改进深度残差收缩网络的端到端合成语音检测

doi:10.3778/j.issn.1673-9418.2404088

摘要/Abstract

摘要： 合成语音的滥用导致了诸多现实问题，研究相应的鉴伪技术对于保护公民人身财产安全、保障社会与国家安全具有重大意义。传统的合成语音检测多采用手工设计特征与后端分类器相结合的方式，前端手工特征设计涉及复杂的先验知识，使用单一手工特征模型检测效果不理想，而进行多特征融合则导致模型参数量较大。同时，目前多数检测方法还存在跨数据集泛化性差的问题。为解决上述问题，提出了一种基于改进深度残差收缩网络的端到端合成语音检测方法。融合通道注意力机制重新设计自适应阈值学习模块，提高了阈值学习的精度；设计并引入帧注意力机制模块，为不同的帧赋予不同的关注程度，提高了模型的特征选择能力；设计并引入了具有两种超参数的改进小波阈值函数，增强阈值化模块抑制无关特征的能力；设计了一种基于改进深度残差收缩网络端到端合成语音检测网络，输入原始语音即可判别其是否为合成语音。基于ASVspoof2019 LA数据集的对比实验结果显示，所提方法将基线模型的等错误率与最小串联检测成本函数分别降低了85%与84%。

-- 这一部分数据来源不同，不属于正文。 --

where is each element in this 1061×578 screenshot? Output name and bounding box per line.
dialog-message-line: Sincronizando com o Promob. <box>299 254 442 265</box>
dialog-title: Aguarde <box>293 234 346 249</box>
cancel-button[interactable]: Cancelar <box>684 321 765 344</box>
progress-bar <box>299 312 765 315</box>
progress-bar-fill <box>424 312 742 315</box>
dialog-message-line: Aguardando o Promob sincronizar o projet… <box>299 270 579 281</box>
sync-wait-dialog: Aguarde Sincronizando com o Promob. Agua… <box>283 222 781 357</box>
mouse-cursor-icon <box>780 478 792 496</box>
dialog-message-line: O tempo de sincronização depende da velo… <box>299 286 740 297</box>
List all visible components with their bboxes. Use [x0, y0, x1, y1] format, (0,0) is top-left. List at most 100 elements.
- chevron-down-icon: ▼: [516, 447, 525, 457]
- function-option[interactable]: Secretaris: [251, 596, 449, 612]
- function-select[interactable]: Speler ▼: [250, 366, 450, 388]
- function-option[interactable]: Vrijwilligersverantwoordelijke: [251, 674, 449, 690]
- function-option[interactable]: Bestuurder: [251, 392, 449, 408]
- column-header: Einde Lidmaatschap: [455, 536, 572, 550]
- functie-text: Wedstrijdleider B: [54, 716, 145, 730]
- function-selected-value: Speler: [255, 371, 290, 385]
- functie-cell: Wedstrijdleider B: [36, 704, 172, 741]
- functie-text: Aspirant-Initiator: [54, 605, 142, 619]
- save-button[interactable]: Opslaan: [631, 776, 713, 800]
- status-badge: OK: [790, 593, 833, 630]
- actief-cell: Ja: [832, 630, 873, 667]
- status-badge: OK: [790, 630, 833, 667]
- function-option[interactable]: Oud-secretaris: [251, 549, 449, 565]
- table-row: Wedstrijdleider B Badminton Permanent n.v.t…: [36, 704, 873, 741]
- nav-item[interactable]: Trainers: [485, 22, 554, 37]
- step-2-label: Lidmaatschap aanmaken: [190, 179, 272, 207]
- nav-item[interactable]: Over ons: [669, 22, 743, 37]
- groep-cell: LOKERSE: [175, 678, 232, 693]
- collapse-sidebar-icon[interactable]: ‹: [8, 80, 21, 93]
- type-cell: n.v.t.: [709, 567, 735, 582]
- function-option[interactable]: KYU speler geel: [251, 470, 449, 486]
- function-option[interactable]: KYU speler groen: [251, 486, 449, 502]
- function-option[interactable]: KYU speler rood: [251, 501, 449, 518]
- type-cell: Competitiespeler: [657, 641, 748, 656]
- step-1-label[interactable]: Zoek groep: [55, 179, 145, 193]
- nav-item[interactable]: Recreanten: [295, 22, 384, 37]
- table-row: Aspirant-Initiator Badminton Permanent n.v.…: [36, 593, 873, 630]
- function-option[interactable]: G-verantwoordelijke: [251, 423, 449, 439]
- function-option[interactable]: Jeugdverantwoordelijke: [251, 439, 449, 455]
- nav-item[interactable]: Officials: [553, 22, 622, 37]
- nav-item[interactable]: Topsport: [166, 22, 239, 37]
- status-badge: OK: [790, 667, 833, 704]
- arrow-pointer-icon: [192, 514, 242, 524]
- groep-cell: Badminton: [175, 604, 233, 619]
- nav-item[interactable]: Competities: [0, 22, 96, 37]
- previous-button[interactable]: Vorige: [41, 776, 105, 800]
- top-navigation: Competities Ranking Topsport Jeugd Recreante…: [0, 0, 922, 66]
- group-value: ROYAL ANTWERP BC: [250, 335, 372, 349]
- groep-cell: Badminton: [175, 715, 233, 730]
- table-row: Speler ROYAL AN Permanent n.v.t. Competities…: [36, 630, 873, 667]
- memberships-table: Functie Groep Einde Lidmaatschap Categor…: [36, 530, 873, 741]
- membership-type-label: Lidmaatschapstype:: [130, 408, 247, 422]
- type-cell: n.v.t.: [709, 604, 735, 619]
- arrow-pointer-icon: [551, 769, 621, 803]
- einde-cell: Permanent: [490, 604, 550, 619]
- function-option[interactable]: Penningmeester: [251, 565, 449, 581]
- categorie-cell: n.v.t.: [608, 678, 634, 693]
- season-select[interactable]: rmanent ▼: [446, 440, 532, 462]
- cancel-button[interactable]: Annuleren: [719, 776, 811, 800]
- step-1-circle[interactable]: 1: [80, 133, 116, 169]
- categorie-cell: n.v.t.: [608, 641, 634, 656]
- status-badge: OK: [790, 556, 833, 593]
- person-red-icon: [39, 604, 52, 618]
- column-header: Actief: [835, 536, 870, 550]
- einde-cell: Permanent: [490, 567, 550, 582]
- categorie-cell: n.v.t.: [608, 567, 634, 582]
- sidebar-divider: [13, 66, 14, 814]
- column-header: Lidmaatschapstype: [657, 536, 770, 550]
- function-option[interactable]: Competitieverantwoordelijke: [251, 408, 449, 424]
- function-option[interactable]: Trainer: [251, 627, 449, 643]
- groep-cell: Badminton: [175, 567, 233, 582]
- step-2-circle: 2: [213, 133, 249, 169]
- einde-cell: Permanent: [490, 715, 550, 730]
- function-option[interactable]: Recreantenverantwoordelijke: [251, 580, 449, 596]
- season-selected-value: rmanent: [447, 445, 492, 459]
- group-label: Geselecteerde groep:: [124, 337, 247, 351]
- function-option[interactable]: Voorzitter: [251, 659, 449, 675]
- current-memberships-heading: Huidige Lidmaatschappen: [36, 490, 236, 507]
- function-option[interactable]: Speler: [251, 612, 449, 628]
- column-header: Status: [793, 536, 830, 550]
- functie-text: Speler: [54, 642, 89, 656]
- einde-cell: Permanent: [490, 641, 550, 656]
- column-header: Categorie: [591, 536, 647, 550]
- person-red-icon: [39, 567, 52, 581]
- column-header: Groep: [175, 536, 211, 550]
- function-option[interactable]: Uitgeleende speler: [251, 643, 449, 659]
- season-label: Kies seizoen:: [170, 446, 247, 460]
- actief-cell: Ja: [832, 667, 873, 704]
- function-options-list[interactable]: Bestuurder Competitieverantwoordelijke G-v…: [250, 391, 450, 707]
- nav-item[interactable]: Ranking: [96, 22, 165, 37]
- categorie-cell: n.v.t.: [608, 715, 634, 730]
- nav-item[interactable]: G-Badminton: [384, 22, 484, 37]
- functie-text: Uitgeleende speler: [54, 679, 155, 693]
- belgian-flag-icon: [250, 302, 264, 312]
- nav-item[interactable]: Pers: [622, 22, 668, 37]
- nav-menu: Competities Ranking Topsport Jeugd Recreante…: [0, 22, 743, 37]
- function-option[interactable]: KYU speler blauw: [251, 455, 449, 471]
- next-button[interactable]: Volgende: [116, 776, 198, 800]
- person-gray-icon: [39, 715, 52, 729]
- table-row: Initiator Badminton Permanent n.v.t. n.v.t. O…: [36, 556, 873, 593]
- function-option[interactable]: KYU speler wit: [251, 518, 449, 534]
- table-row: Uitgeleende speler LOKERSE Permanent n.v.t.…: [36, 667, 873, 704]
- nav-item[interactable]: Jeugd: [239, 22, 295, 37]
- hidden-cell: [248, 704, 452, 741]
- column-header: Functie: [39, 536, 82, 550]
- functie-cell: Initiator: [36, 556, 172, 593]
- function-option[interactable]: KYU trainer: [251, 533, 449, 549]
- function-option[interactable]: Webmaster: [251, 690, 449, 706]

基于ASVspoof2015 LA数据集的跨库测试结果验证了所提方法的泛化性能。

关键词: 合成语音检测, 深度残差收缩网络, 帧注意力, 小波阈值函数

Abstract: The misuse of synthetic speech has led to numerous real-world problems. Researching corresponding anti-counterfeiting techniques is of great significance for protecting the personal and property safety of citizens and ensuring social and national security. Traditional synthetic speech detection often combines manually designed features with backend classifiers. The manual front-end features involve complex prior knowledge, and using a single manual feature model yields unsatisfactory detection results. However, fusing multiple features leads to a large number of model parameters. Moreover, most detection methods suffer from poor generalization across datasets. To address these issues, an end-to-end synthetic speech detection method based on an improved deep residual contraction network is proposed. Firstly, a channel attention mechanism is integrated to redesign the adaptive threshold learning module, improving the accuracy of threshold learning. Secondly, a frame attention mechanism module is designed and introduced to assign different attention levels to different frames, enhancing the model’s feature selection capability. Then, an improved wavelet threshold function with two hyperparameters is designed and introduced to enhance the ability of the thresholding module to suppress irrelevant features. Finally, an end-to-end synthetic speech detection network based on the improved deep residual contraction network is designed, which can determine whether the input raw speech is synthetic speech. Comparative experimental results based on the ASVspoof2019 LA dataset show that the proposed method reduces the equal error rate and minimum concatenated detection cost function of the baseline model by 85% and 84%, respectively. Cross-database testing results based on the ASVspoof2015 LA dataset validate the generalization performance of the proposed method.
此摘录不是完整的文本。